# And I thought Vizsla puppies were wild......



## satellitebeach (Nov 16, 2010)

So, I thought I would vent a little but here because I don't really want to tell my girlfriend that her dog is an absolute terror. I currently have my second V and after raising him, I was thinking that raising a V puppy is the most fun that you never want to have again. 

However, my girlfriend found this adorable Llewellin setter 9 months ago and couldn't help but bring her home. She is a gorgeous dog but she is the devil in disguise. Her name is Pickles and having Pickles in your house is kind of like having a wild animal in your house. I have never seen a dog with this much energy or one with an insatiable appetite for destruction. She makes crazy noises, has absolutely NO interest in hanging out with humans, and spends most of her days biting my V or grabbing a hunk of his neck and shaking it violently. We try to wear her out by taking her on 5-10 mile bike rides and by going to the beach but there are not enough hours in the day for me to exercise this dog and hold down a decent job. 

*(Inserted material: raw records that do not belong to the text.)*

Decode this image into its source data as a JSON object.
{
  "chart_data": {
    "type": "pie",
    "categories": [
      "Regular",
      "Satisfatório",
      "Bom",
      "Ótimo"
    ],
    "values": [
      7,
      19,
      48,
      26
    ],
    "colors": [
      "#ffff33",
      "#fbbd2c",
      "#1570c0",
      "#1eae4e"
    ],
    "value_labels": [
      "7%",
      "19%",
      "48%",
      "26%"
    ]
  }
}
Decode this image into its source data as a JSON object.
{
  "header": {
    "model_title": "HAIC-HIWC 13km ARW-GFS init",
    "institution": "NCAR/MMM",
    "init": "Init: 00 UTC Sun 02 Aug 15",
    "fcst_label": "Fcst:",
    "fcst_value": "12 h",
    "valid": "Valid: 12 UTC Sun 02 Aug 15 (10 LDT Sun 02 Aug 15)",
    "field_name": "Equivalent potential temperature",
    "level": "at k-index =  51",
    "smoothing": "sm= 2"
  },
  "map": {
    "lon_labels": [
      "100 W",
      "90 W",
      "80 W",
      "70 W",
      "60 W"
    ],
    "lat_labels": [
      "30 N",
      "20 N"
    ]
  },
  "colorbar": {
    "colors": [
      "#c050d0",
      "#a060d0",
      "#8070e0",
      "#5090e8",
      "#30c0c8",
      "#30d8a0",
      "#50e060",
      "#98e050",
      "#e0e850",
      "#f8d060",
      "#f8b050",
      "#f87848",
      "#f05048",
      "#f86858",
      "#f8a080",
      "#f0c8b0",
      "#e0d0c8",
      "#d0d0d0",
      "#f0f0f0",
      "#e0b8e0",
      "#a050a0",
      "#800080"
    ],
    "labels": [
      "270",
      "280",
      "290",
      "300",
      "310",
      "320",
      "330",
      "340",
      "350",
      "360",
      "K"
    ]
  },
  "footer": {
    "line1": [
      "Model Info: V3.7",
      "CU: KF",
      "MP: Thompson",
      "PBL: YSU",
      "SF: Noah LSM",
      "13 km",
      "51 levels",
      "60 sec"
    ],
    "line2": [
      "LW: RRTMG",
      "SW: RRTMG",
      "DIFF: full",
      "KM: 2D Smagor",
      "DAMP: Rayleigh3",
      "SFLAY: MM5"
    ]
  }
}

Anyone else have any experience with field setters? If so, do they ever calm down? Do they ever enjoy just hanging out in their owner's lap? Pickles makes my 3 year old V look like the most amazing dog on planet earth and he can be pretty wild himself. 

Edit: the attached picture will give you an idea as to why we bought her but you have no idea what this dog is capable of. Don't be deceived by the cuteness. This dog is crazier than ISIS.


----------



## texasred (Jan 29, 2012)

My sister has one, that my BIL talked her into getting for a house dog that he could hunt over. The first year was tough, and more than once she threatened to make it a outdoor kennel dog. Lou Lou has now been a wonderful indoor dog for years now. Very sweet, loves affection, and is just a overall good dog in the house. She is a beast in the field, and covers ground with the best of them.
Your girlfriends pup doesn't feel the need to interact with the humans, because she has your dog. Separate them for short periods of time, and work with her. Also be careful on just how much your exercising her. You could be building up her endurance, and that leads to needing more exercise to wear her down. It can turn into a vicious cycle.


----------



## texasred (Jan 29, 2012)

GOSH she's cute.


----------



## satellitebeach (Nov 16, 2010)

Llewellin Setters have to be cute. Otherwise they would all be shot before their first birthday  (joking, of course......kinda)


----------